Celebrating Peter Salovey

In honor of Yale’s 23rd president, donors support scholarships and a professorship.

In eleven years as president, Peter Salovey ’86 PhD has led Yale through an era of massive change at the university and in the world. In July, Salovey will return to the faculty full time as Chris Argyris Professor of Psychology. In his honor, alumni, parents, and friends of the university have contributed to funds that underscore his legacy.

Peter Salovey ’86 PhD and Marta Moret ’84 MPH
Peter Salovey ’86 PhD and Marta Moret ’84 MPH
Peter Salovey ’86 PhD and Marta Moret ’84 MPH
Peter Salovey ’86 PhD and Marta Moret ’84 MPH

A More Accessible Yale

More than 150 donors, including every current trustee of Yale and members of several other key volunteer groups, have contributed to the Peter Salovey and Marta Elisa Moret Endowed Scholarship Fund in Yale College. The scholarship is a fitting tribute that reinforces Salovey’s signature commitment to ensuring that cost does not stand in the way of enrollment for any student, and it celebrates his commitment to Yale College, where he served as dean and where he has taught hundreds of students over the years. The fund also recognizes the meaningful contributions of Marta Elisa Moret ’84 MPH, Salovey’s wife and the president of a New Haven-based public health research firm. The couple met at Yale as graduate students and have lived in New Haven for nearly forty years.

During Salovey’s presidency, the undergraduate student body grew by more than 15% with the opening of Benjamin Franklin College and Pauli Murray College. This expansion, along with increased outreach to students from traditionally underrepresented groups, has resulted in a Yale College that is more diverse than ever. In the first-year class that arrived in fall 2023, the number of students eligible for Federal Pell Grants—which support students with the highest levels of financial need—was 130% higher than in the incoming class a decade ago. The number of first-generation first-year students is nearly 115% higher, and the number of students of color has increased by 96%.

As the student body has grown, so has the financial aid budget. Yale has not only maintained its commitment to meeting the demonstrated need of every undergraduate but also expanded the aid it offers—this year spending $241.6 million on scholarships for undergraduates. Families with incomes of less than $75,000 per year and typical assets pay nothing for their child’s Yale education, and these benefits extend to every student, regardless of citizenship or immigration status.

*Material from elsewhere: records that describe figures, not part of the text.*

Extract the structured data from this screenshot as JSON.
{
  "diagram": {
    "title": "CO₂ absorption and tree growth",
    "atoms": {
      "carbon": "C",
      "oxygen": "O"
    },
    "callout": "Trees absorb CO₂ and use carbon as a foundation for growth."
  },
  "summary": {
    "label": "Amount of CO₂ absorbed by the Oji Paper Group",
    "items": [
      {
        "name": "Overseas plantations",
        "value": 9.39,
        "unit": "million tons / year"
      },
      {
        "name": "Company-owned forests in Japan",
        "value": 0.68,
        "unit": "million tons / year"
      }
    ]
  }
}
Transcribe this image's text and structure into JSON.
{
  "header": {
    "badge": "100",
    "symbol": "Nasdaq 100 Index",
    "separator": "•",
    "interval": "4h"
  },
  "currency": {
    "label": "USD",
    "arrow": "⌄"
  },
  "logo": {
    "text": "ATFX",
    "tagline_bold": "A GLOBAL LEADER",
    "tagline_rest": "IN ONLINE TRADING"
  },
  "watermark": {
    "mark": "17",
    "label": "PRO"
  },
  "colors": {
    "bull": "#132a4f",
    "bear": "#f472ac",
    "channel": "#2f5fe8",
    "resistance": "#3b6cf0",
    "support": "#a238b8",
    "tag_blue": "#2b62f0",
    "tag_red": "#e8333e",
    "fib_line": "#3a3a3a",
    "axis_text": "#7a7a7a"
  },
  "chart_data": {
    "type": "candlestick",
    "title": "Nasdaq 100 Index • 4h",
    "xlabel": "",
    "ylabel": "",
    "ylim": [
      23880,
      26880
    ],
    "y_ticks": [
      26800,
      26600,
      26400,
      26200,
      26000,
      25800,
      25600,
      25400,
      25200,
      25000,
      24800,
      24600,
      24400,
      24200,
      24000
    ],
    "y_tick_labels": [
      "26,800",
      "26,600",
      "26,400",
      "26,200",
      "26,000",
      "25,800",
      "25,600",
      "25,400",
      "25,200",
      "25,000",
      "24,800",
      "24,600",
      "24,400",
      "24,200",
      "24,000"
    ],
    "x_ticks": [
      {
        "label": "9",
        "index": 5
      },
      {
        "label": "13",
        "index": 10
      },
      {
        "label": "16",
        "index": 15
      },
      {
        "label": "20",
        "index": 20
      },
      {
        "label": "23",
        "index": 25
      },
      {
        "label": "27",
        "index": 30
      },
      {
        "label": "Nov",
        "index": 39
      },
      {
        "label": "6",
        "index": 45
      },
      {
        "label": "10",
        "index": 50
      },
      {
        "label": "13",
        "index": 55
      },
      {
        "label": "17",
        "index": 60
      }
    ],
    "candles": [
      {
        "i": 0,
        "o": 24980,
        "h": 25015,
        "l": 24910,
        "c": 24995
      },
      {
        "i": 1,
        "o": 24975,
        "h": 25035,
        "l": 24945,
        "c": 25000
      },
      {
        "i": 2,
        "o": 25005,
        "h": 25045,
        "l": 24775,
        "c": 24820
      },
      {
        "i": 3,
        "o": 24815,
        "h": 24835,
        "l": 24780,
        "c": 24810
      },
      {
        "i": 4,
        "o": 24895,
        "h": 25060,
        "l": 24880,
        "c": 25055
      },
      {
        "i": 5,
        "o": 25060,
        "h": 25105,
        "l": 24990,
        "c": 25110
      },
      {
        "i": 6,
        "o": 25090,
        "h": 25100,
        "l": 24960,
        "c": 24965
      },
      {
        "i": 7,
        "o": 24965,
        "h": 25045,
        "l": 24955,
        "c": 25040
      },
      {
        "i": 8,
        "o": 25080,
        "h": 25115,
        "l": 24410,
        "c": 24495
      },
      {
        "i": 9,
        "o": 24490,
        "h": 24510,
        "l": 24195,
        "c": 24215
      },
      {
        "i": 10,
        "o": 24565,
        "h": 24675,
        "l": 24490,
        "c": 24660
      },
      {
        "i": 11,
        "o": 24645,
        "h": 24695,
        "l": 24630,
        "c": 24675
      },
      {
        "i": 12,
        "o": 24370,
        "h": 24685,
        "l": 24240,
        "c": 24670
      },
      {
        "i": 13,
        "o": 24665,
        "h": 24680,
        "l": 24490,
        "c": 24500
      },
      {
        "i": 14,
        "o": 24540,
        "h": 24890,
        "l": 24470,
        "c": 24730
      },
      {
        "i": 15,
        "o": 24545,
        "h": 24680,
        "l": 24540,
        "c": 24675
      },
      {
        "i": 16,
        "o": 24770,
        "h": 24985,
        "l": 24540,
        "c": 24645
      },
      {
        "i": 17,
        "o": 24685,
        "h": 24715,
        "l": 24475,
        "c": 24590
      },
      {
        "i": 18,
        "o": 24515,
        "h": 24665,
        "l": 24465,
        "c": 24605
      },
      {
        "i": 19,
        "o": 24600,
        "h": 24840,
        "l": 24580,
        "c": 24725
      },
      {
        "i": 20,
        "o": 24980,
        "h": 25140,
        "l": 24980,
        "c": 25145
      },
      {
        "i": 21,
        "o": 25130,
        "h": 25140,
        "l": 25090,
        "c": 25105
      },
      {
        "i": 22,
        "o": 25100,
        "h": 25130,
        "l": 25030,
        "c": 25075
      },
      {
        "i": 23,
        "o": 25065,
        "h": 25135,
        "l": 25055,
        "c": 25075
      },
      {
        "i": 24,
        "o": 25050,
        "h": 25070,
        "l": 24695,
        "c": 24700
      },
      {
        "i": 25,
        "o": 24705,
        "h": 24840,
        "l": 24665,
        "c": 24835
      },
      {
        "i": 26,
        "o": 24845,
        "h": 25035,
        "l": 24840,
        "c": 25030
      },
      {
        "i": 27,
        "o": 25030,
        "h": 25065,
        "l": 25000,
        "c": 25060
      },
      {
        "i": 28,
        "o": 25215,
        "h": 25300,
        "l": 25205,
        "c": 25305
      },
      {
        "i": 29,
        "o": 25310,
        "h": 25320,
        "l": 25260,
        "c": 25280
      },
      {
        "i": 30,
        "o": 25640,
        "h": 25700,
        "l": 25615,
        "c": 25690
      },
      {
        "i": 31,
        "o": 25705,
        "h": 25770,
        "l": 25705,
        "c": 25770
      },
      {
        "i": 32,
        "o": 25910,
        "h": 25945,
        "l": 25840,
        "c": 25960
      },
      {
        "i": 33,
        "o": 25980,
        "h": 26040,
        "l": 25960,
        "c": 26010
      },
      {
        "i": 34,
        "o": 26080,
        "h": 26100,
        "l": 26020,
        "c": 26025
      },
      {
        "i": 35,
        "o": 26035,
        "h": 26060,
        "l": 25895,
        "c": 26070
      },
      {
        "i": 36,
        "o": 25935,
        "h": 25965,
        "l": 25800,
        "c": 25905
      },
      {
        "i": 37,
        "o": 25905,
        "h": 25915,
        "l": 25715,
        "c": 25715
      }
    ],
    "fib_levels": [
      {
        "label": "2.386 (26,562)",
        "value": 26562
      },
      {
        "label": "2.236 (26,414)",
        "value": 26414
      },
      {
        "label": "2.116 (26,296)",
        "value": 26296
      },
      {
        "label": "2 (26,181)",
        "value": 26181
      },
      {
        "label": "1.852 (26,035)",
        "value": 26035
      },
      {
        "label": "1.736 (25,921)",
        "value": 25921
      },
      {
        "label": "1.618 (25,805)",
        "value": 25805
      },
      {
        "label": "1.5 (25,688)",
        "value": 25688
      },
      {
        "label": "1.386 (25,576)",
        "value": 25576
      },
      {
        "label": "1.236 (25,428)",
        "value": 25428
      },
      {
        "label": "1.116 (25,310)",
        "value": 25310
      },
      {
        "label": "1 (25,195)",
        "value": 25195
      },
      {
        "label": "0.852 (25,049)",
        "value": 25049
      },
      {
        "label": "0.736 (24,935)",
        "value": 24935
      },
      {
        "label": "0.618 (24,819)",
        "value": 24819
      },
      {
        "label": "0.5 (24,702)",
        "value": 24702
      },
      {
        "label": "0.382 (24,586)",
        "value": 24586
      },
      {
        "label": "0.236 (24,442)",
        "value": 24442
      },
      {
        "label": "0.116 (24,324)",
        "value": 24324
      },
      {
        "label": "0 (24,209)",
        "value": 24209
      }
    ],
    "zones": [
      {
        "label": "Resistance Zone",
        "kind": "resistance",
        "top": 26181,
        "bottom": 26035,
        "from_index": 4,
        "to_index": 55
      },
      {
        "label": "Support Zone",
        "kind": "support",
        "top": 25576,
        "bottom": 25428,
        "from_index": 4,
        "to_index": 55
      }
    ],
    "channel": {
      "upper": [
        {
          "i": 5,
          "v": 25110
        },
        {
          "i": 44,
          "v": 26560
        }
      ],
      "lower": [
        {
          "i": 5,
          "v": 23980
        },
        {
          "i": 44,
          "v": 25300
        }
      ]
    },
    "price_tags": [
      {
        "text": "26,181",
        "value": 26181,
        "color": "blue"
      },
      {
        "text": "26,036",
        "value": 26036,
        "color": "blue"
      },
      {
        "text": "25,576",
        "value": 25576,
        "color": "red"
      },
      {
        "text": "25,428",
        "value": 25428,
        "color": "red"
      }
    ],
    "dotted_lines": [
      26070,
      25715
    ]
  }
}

The Salovey and Moret Scholarship Fund will support generations of students, and the generous gifts to the fund from alumni, parents, and friends bring the university closer to its $1.2 billion goal for financial aid during the For Humanity campaign.

The Salovey Legacy

Generous individuals have also honored Salovey with gifts to areas of the university that are meaningful to him. An anonymous donor has paid tribute to Salovey’s leadership by endowing a professorship in his honor, symbolic of Salovey’s dedication to supporting Yale’s faculty. The chair will be named for Salovey and will support a faculty member within the Faculty of Arts and Sciences.

Another donor has created two scholarships in Salovey’s honor: one for the School of Public Health, which began its transition to an independent school under Peter’s leadership and where Marta earned her degree, and a second for the Graduate School of Arts and Sciences, where Salovey earned his degree and later served as dean.

“I am grateful for the progress we have made together in increasing access to Yale for students from all walks of life and in making Yale more united, more innovative, and even more excellent,” says Salovey. “I am deeply moved that colleagues, fellow alumni, and friends have honored the work Marta and I have done with the Yale and New Haven communities in this way.”